Saturday, May 28, 2011

"Tiki Culture"


Brad "Tiki Shark" Parker is an artist / resident of the active volcanic island of Hawaii. His art journey began when he was thrown out of an advanced painting class at UCLA, by a professor who told me him could not be taught because he was "an illustrator not an artist!" For many years he believed this. He believed the "Art World" axiom that "painting is dead". But soon he discovered that art was rising from the grave! Robert Williams was breaking down the walls between lowbrow and highbrow and showing art that made Parker's heart sing and dance, and made his DNA mutate! Brad transitioned from a commercial illustrator into a fine artist. He ceased taking all Hollywood storyboard and illustration jobs, spent every red cent he had, and moved to the Big Island to be near the source: the burning hot lava center or the environmental/geological catalyst the spawned the birth of "Tiki" art hundreds of years ago. Later tiki art, washed tsunami-like onto American shores as "Hawaiiana" in the 50's, and again as "Tiki Culture" in current hipster-kitsch vernacular.

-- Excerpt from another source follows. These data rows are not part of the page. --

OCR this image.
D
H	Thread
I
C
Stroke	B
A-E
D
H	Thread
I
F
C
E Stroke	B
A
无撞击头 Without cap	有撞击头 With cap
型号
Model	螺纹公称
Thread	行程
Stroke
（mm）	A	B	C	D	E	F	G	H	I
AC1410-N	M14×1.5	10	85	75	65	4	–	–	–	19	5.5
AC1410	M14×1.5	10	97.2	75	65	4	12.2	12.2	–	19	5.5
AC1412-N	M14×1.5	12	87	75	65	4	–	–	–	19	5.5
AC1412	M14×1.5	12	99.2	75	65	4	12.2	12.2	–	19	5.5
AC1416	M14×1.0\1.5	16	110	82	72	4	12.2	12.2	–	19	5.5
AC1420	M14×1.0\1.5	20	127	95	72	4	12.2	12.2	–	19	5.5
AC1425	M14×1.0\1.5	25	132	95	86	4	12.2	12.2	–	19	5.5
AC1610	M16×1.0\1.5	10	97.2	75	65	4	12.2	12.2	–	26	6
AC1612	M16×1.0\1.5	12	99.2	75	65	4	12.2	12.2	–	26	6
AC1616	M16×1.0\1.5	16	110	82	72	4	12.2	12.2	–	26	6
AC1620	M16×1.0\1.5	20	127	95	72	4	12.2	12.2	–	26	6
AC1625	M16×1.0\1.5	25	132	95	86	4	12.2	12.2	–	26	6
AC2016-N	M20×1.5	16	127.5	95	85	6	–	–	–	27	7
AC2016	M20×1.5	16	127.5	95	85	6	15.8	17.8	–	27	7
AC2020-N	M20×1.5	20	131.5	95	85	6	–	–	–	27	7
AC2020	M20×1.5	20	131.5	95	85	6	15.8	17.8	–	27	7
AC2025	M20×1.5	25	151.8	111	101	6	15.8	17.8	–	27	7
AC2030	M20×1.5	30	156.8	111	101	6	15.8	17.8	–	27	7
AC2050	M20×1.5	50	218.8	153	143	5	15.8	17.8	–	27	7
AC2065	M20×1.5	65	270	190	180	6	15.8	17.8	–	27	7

"What I create has little to do with traditional Hawaiian art, or the art most galleries in Hawaii show: tourist art of dolphins, and sea scapes. What I do is Polynesian pop-surrealistic art. Living and making art on the edge of this volcano, I witness the natural beauty, the cataclysmic clash of cultures, and the strange devolution of primitive art into kitsch and evolving back up again into Modern Pop Art and yet again into my own personal obsession. I cannot stop pealing away the historic layers of icons so changed that they have become the opposite of what they started out as. Figures feared as war gods placated by human sacrifice and used in possible black magic death rituals are now copied out of museum catalogs and reproduced over seas as plastic good luck Tikis and handed to children. Which is the point. Man looks at the horror and meaninglessness of life, and tires to make sense of it. Time steps on and horror becomes comedy, yet still we seek the meaning of it all. What happens when we face our last sunset? Is there any strange idol or being waiting for us on that twilight shore to take us and show us where we go next? I think my art is hopeful. The human imagination raging against the void. Nothing is certain, so anything is possible."